Mentre lavorano al celebre maxiprocesso – che metterà alla sbarra i capi di Cosa Nostra, e che decreterà definitivamente la loro elezione a nemici mortali della Mafia – nell’agosto del 1985 i giudici Giovanni Falcone e Paolo Borsellino sono costretti a recarsi con le proprie famiglie, all’improvviso senza nemmeno poter fare le valigie, in una località segreta. All’Asinara, proprio accanto a un carcere di sicurezza: da cui la sensazione di essere loro, ingiustamente, in prigione; privati, con i loro cari, di una vita normale (non possono muoversi, né fare telefonate). Nel frattempo dovrebbero almeno concentrarsi sull’istruttoria: ma le carte del processo tardano ad arrivare, da cui pesanti sospetti di ostacoli al loro lavoro da parte di pezzi dello Stato che dovrebbero invece essere dalla loro parte.
Di Falcone e Borsellino, eroi civili della nostra Italia di cui spesso il cinema e la fiction televisiva hanno raccontato le gesta o la tragica morte (a breve distanza l’uno dall’altro, nel 1992), Fiorella Infascelli racconta una parentesi della propria attività, puntando quindi sugli aspetti personali, caratteriali, affettivi anche quando parlano – quasi sempre – del loro lavoro e del loro impegno. La regista sceglie la strada della libertà narrativa (i due magistrati non raccontavano nelle rare interviste mai troppo degli aspetti personali, soprattutto Falcone), rischiando però spesso il bozzettismo, e non riuscendo a restituire davvero i due personaggi che sembrano a tratti perfino caricaturali: soprattutto Falcone, interpretato dal pur bravo Massimo Popolizio, risulta nevrotico e quasi isterico, e fin troppo sopra le righe nei suoi tentativi di infrangere le regole, mentre la sua celebre ironia si traduce in battute umoristiche e freddure di scarsa efficacia (e non parliamo del mancato accento siciliano…); Beppe Fiorello, poi, se meglio del collega fa risaltare la sicilianità del suo Paolo Borsellino, non ha la ieraticità e l’autorevolezza (sembra troppo giovane, quando invece all’epoca il magistrato aveva più o meno la sua età).

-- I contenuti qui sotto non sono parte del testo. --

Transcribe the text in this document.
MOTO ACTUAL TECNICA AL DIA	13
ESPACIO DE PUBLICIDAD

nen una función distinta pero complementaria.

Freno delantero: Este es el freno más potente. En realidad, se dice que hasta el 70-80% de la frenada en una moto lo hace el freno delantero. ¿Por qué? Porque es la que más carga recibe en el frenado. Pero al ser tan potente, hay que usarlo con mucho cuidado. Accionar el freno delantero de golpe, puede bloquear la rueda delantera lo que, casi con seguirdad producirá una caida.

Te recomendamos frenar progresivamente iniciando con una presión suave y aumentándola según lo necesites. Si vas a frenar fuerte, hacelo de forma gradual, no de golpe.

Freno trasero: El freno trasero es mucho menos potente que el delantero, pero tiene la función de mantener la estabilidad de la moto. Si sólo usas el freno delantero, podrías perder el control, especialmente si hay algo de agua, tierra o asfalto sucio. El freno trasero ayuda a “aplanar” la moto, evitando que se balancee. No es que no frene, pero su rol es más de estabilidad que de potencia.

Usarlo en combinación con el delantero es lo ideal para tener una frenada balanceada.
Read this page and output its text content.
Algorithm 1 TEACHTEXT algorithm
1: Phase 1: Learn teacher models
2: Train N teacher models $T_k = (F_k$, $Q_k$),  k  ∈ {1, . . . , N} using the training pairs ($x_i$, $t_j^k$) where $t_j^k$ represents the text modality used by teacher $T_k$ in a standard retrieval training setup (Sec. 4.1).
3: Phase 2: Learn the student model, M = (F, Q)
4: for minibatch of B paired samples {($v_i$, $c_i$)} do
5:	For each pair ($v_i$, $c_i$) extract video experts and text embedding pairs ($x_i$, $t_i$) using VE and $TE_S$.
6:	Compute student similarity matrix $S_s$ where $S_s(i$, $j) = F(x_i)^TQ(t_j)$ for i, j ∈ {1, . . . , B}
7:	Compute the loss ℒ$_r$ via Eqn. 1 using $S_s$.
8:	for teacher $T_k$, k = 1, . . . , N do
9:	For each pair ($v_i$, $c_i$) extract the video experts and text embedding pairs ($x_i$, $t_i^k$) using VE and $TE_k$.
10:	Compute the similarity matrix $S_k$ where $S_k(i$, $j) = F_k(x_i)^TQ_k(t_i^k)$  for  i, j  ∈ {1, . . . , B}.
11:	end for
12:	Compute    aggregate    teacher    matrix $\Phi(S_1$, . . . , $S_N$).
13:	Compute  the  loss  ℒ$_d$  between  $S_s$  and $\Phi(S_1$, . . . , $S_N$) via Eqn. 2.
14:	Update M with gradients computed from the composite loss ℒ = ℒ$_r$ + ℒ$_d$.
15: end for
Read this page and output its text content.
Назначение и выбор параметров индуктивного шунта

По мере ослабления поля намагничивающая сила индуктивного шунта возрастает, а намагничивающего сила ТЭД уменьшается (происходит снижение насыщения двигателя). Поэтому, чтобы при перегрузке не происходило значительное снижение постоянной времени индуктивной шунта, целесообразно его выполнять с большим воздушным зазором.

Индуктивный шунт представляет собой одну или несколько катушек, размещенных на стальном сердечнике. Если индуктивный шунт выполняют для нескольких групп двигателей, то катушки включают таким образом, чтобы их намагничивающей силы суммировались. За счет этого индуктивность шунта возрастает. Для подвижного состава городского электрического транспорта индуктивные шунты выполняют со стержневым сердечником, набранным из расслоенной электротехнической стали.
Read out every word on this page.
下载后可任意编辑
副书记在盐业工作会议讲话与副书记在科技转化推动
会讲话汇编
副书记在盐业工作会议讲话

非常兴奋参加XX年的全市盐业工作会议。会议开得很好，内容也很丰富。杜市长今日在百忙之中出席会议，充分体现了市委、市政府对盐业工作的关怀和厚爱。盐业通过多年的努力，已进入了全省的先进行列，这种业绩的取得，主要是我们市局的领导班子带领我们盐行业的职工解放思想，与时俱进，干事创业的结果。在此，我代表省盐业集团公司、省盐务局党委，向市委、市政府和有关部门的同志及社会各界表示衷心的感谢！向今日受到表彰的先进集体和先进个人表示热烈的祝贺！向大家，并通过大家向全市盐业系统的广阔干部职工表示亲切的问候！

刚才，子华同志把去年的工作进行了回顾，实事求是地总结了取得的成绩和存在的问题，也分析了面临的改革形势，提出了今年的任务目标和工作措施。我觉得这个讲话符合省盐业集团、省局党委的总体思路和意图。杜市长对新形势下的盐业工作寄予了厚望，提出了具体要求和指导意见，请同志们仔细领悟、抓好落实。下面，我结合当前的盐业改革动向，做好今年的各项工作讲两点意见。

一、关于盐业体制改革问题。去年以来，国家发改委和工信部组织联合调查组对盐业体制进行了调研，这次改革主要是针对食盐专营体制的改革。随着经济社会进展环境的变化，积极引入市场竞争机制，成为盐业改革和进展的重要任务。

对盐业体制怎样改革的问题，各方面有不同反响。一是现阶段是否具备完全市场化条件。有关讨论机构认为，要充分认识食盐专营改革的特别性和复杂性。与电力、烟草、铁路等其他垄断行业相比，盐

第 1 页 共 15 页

Ovviamente ci si può commuovere in certi momenti (quando sta male la figlia di Borsellino, per esempio), soprattutto pensando col senno di poi alla loro fine; e sicuramente c’era del vero nel loro esorcizzare la probabile morte violente parlandone tra loro. L’amicizia tra i due era sicuramente un aspetto interessante da rappresentare, ma i dialoghi non sono all’altezza dei personaggi (riflessioni come «se potessi rinascere, vorrei essere un giardiniere» afferma Borsellino; senza contare i loro litigi da esagitati o le frasi di facile qualunquismo), le soluzioni spesso didascaliche e banali (il tuono sul mare placido, un carcerato che canta di notte e si scopre che è il capo della Camorra Raffaele Cutolo…), i personaggi laterali dei figli e delle mogli senza il necessario spessore. E questa debolezza narrativa mal si adatta a un film con pochissimi fatti, tutto giocato sull’attesa e sulla quiete prima della tempesta, che richiedeva un autore capace di far trasparire la Storia dentro la storia minima. E non una semplice illustratrice, di paesaggi e di persone che hanno un nome altisonante ma non evocano davvero quei grandi uomini di cui dovrebbe raccontare uno scorcio di vita. Tanto da far sorgere l’irritante sospetto che, più di un omaggio, si tratti dell’utilizzo di due grandi nomi solo “per fare un film”. Normale che di un eroe il cinema si impadronisca e faccia quel che ritenga opportuno: Falcone e Borsellino sono ormai diventati un sottogenere del genere “film di mafia”. Ma chi ne tratteggia la storia, anche solo una parentesi, dovrebbe aver cura di non rendere trascurabile il racconto, facendo diventare la sua opera un compitino scialbo e senza pathos. In sintesi, un’occasione persa.